En estos combates por la verdad siempre han estado a la vanguardia los periodistas, cuyo ideal ha sido consagrado por la Carta Magna, aprobada en diciembre de 1999, al establecer como norma obligatoria la divulgación de información imparcial, veraz y oportuna.

Queda decretado, de este modo, que mentir en un medio de comunicación es contrario al apostolado del periodismo.

Quienes no se sienten homenajeados en la Carta Magna son aquellos que le negaron el sí en el referéndum de diciembre de 1999, grupo en el que resaltan dueños de periódicos, revistas, televisoras y emisoras de radio, cuyos nombres jamás han aparecido en el registro del Colegio Nacional de Periodistas.

Cada rato arman un aquelarre contra la Constitución para demostrar que todavía le tienen ojeriza. Allende las fronteras, por lo general sus letanías las exclaman frente a los micrófonos que les pone a la orden el presidente George W. Bush, directamente o por medio de alguna fachada de siglas sonoras, por ejemplo la Sociedad Interamericana de Prensa.

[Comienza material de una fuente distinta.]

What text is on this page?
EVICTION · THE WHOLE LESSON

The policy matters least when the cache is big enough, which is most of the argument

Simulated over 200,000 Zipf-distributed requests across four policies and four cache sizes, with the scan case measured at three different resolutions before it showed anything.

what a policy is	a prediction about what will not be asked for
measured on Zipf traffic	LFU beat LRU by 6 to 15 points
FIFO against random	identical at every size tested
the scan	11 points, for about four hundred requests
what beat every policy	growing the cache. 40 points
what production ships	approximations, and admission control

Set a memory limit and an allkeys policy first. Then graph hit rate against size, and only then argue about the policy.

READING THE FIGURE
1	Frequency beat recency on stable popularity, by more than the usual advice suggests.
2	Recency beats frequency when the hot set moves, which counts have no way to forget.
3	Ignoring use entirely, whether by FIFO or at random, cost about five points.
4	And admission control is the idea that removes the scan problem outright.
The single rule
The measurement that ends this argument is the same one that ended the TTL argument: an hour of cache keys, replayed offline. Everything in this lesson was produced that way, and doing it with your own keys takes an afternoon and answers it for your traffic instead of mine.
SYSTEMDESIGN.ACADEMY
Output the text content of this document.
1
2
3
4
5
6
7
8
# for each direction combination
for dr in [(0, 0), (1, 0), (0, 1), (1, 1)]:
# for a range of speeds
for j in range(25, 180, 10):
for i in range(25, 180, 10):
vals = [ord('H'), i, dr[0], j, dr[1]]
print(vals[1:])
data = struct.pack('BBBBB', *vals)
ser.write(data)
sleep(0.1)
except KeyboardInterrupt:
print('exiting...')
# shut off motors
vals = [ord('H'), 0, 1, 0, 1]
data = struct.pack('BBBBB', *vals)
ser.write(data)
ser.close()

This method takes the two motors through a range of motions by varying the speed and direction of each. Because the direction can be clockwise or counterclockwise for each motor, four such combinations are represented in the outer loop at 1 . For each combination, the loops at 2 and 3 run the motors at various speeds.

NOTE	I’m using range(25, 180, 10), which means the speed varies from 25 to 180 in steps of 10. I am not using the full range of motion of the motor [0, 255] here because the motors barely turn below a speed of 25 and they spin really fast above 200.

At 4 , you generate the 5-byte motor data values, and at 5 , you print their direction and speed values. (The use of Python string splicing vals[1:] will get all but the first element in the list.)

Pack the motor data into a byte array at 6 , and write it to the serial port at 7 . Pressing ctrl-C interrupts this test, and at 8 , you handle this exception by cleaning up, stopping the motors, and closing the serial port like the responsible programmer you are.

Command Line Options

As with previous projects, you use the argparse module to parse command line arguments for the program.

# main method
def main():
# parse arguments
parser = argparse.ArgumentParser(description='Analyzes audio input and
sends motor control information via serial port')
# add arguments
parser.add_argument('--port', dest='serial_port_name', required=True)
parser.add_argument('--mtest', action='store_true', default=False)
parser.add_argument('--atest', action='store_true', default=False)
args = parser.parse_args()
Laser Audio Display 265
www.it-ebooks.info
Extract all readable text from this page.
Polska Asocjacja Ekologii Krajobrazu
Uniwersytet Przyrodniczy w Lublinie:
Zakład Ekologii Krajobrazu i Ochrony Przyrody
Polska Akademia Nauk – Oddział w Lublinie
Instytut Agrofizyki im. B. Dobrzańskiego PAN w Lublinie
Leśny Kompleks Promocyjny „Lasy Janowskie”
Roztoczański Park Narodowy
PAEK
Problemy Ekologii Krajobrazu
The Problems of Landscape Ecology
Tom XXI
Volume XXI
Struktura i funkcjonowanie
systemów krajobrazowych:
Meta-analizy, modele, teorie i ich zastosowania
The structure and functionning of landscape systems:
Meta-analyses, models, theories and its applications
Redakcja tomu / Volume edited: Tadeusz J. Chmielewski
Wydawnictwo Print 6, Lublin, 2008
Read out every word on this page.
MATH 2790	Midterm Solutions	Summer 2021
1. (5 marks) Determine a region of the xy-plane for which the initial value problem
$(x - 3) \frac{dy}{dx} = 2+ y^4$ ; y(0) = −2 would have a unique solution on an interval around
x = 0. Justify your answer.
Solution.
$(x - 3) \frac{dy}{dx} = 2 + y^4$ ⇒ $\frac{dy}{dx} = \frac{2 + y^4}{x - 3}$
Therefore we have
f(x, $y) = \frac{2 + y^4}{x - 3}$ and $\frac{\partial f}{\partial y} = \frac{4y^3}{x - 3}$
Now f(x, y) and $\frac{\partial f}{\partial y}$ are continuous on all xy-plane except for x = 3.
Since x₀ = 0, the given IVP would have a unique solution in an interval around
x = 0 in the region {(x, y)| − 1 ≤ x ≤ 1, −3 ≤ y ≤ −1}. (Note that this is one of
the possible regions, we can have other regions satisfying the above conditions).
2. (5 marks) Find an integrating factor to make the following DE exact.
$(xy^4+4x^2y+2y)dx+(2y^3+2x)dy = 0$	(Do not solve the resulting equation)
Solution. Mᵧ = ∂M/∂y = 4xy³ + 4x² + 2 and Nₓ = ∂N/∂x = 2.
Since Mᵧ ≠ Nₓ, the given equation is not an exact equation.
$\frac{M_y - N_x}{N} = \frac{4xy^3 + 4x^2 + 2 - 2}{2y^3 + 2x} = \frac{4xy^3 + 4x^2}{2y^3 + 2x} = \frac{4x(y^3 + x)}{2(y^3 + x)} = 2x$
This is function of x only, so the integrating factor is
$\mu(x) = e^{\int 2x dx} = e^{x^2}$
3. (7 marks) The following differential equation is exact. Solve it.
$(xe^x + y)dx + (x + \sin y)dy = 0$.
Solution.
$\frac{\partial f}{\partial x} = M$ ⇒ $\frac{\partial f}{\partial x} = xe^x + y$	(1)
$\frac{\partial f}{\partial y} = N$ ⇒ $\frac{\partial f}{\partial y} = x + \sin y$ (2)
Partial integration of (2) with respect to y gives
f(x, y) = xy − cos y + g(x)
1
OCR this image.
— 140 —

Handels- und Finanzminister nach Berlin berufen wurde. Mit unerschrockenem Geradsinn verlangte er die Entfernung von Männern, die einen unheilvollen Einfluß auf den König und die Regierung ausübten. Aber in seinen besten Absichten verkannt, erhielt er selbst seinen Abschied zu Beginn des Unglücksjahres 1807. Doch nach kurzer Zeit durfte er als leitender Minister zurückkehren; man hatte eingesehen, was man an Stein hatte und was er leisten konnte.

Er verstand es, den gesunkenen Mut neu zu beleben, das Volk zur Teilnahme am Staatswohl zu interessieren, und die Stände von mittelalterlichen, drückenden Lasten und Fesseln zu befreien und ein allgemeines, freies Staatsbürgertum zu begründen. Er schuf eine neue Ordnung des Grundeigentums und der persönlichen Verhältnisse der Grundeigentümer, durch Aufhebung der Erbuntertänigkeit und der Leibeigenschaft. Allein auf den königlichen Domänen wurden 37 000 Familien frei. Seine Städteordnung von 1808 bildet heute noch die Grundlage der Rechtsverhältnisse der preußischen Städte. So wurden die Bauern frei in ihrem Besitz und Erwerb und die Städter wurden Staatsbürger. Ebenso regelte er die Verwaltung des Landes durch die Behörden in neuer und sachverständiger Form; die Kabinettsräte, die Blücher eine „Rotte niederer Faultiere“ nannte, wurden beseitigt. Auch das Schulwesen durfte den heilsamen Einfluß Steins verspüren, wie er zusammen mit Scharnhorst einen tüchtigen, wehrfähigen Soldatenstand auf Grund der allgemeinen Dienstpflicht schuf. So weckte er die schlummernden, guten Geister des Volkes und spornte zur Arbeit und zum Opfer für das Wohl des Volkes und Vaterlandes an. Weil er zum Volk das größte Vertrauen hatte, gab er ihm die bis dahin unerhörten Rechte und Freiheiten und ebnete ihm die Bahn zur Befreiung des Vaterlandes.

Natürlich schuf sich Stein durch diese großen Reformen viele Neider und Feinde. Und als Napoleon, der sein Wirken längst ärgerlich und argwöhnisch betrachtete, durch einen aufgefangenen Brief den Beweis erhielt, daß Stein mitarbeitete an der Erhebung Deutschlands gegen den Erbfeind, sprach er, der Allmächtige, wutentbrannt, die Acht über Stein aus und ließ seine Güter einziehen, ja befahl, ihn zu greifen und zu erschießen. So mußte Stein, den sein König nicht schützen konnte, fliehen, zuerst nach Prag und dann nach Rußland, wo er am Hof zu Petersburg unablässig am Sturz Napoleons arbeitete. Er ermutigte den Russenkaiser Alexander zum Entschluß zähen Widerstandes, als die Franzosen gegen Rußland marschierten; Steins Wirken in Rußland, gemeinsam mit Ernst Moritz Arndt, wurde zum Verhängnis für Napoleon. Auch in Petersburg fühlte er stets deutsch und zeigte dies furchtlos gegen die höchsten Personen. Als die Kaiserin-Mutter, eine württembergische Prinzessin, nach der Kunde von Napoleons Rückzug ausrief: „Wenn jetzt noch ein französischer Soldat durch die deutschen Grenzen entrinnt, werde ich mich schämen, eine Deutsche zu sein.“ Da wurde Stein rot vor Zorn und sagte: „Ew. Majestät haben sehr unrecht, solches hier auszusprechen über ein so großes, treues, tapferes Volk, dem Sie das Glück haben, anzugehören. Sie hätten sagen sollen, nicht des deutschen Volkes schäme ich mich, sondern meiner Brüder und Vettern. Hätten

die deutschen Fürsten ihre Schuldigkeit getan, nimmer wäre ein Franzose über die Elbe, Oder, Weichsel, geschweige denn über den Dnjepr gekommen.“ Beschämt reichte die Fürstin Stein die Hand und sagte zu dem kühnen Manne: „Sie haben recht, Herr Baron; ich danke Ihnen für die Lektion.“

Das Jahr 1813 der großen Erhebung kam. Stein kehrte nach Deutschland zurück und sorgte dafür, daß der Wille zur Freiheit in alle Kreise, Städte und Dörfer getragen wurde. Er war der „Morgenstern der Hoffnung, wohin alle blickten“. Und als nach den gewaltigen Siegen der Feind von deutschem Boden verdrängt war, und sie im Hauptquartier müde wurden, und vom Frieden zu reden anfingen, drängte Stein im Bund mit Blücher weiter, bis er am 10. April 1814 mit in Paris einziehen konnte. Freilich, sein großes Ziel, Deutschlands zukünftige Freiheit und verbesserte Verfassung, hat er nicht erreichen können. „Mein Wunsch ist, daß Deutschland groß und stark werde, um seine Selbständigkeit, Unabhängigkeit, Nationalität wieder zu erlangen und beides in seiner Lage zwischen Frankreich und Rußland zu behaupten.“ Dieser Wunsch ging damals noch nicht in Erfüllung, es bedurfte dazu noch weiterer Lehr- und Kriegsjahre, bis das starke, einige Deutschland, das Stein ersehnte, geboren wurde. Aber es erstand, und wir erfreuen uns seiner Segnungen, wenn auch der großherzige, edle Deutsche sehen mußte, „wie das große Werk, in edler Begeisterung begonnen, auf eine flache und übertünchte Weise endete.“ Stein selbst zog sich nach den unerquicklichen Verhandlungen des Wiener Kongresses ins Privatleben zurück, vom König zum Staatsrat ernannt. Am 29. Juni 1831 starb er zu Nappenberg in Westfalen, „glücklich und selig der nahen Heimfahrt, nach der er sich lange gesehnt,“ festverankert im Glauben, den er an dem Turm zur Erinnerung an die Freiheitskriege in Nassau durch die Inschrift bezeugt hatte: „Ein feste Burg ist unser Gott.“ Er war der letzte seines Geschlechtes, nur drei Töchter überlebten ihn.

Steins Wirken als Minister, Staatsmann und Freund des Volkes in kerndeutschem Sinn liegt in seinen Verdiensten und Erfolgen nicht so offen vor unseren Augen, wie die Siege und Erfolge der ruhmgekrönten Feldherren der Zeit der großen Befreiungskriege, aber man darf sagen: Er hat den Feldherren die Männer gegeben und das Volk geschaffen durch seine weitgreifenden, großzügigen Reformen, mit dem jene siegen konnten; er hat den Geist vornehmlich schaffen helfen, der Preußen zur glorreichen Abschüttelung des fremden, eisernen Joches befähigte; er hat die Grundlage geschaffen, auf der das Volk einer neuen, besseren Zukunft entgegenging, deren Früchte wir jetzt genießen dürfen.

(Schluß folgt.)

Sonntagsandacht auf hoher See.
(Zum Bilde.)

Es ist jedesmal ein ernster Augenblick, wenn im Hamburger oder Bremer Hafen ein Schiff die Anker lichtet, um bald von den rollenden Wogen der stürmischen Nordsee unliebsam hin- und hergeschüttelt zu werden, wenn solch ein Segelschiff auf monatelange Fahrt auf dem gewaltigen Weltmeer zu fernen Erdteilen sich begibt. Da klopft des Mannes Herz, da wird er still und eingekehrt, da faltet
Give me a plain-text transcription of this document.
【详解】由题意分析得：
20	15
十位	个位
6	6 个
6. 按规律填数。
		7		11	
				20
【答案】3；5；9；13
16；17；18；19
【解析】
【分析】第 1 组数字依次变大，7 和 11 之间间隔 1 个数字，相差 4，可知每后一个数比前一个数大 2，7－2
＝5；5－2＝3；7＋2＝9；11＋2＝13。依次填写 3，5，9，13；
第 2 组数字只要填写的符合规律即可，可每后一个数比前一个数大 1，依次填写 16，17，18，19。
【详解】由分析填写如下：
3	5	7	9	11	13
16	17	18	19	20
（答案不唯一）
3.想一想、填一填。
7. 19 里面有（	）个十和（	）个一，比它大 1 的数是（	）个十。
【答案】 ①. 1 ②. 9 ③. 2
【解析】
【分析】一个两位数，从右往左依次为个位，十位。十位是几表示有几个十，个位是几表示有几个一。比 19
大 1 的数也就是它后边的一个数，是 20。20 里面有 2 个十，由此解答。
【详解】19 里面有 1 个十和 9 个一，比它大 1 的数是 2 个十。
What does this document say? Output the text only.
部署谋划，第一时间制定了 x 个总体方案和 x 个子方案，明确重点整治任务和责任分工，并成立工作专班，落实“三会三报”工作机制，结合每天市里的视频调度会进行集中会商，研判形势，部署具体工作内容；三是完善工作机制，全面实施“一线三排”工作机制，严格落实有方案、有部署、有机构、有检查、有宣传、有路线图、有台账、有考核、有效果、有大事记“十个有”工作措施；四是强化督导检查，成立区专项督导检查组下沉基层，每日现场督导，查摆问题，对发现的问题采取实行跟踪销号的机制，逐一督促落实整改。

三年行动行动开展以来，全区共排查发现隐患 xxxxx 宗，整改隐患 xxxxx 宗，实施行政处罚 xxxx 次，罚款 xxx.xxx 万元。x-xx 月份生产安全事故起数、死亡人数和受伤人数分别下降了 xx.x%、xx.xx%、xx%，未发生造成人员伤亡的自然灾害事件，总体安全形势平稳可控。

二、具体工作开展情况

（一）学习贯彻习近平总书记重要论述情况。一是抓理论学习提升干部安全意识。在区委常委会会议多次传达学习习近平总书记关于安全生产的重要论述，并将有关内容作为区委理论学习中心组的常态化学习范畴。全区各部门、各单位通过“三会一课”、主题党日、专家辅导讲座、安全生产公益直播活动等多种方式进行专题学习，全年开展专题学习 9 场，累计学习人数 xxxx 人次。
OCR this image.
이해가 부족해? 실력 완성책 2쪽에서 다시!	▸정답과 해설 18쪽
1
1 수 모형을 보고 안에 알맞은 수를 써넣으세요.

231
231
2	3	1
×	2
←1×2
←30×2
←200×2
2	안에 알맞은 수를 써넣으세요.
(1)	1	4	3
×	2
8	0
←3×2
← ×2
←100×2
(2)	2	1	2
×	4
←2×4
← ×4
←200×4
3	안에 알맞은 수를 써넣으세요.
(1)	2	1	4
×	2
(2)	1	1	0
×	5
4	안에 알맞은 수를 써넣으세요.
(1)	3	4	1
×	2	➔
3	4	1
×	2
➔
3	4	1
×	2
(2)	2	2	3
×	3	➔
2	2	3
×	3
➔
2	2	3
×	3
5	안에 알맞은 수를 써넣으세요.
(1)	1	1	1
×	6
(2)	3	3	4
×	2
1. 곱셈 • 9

De idéntico modo son enemigos de la Constitución egresados de escuelas de comunicación social universitarias dedicados sin tregua a la tarea de someter a los venezolanos a una terrible hiper realidad: un mundo de paranoia en el que el oposicionismo se cree la coba de la desestabilización del país con campañas mediáticas, basadas en proyectar cual héroes a ciudadanos incursos en delitos como la estafa y la difamación.

Pocos son los integrantes del Colegio Nacional de Periodistas que se prestan al juego de los capitalistas dueños de medios de prensa dirigidos a hacer creer que en Venezuela asistimos a un combate entre los fablistanes y el Gobierno. Casi nadie le presta crédito a tan descomunal mentira.

Sabe el pueblo que la batalla de los periodistas auténticos, es decir, los comprometidos con la verdad, es contra quienes pretenden aplicarles todos los días un 12 de abril de 2002 en las salas de redacción, en los estudios de televisión y de radio; o sea, los miembros de la sociedad interamericana de explotadores de periodistas (SIEP), mientras le sigue sacando a la noticia, fruto del trabajo de las neuronas y los músculos de los periodistas, el jugo de la plusvalía económica e ideológica.